The Power of a Power Rule
Simplify. All variables represent nonzero real numbers.
-5y^4(y^5)^2 / 15y^7(y^2)^3
I got:
-5y^40 / 15y^42
Is this correct?
no. In the numberator, y^5 squared is y^10. That times y^4 is y^14
In the denominator, y^2 cubed is y^6, and that times y^7 is y^13
then y^14/y^13 is y
Thanks. See my other post for a comment.
Wow... this is all the way from 2009 and I'm commenting on this in 2016. Really scary...
To simplify the given expression, you can apply the power of a power rule.
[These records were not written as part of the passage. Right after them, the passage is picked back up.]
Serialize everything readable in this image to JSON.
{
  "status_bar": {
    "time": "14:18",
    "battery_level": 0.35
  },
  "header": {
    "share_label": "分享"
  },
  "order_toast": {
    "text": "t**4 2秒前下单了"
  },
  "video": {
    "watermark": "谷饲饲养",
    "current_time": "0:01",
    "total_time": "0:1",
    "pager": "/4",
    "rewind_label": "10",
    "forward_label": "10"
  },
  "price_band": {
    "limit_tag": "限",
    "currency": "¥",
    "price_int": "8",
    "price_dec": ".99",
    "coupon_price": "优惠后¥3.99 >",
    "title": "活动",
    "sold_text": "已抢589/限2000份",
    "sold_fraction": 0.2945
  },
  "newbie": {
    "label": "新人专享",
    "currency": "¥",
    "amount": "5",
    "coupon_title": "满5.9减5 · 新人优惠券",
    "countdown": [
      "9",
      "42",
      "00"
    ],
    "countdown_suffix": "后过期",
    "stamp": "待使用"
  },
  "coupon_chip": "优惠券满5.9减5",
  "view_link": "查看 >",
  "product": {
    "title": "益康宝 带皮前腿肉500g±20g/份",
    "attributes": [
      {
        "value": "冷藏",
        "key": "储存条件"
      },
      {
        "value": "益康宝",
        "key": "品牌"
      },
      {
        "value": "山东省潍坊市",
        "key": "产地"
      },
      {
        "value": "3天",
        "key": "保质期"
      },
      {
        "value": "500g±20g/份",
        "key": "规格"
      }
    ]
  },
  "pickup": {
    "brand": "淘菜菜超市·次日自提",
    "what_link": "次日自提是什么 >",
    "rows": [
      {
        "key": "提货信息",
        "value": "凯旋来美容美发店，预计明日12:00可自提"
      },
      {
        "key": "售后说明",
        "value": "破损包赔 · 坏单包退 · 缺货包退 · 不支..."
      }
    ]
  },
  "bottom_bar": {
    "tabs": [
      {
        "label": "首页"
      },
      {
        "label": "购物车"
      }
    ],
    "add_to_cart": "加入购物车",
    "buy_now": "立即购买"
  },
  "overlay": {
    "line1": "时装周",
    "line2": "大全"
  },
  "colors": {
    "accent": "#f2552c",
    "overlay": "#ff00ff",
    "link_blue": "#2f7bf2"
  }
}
The power of a power rule states that when raising a power to another power, you multiply the exponents. In this case, we have:
(-5y^4(y^5)^2) / (15y^7(y^2)^3)
First, simplify the exponents of (y^5)^2 and (y^2)^3:
(y^5)^2 = y^(5*2) = y^10
(y^2)^3 = y^(2*3) = y^6
Now, substitute these simplified forms back into the expression:
(-5y^4 * y^10) / (15y^7 * y^6)
Next, simplify the multiplication of the variables by adding their exponents:
-5 * y^(4 + 10) / 15 * y^(7 + 6)
-5 * y^14 / 15 * y^13
Finally, divide the coefficients and subtract the exponents with the same base:
-1/3 * y^(14 - 13) = -1/3 * y^1 = -1/3y
Therefore, the simplified expression is -1/3y.
Your answer of -5y^40 / 15y^42 is not correct. Remember to simplify the exponents before performing any other operations.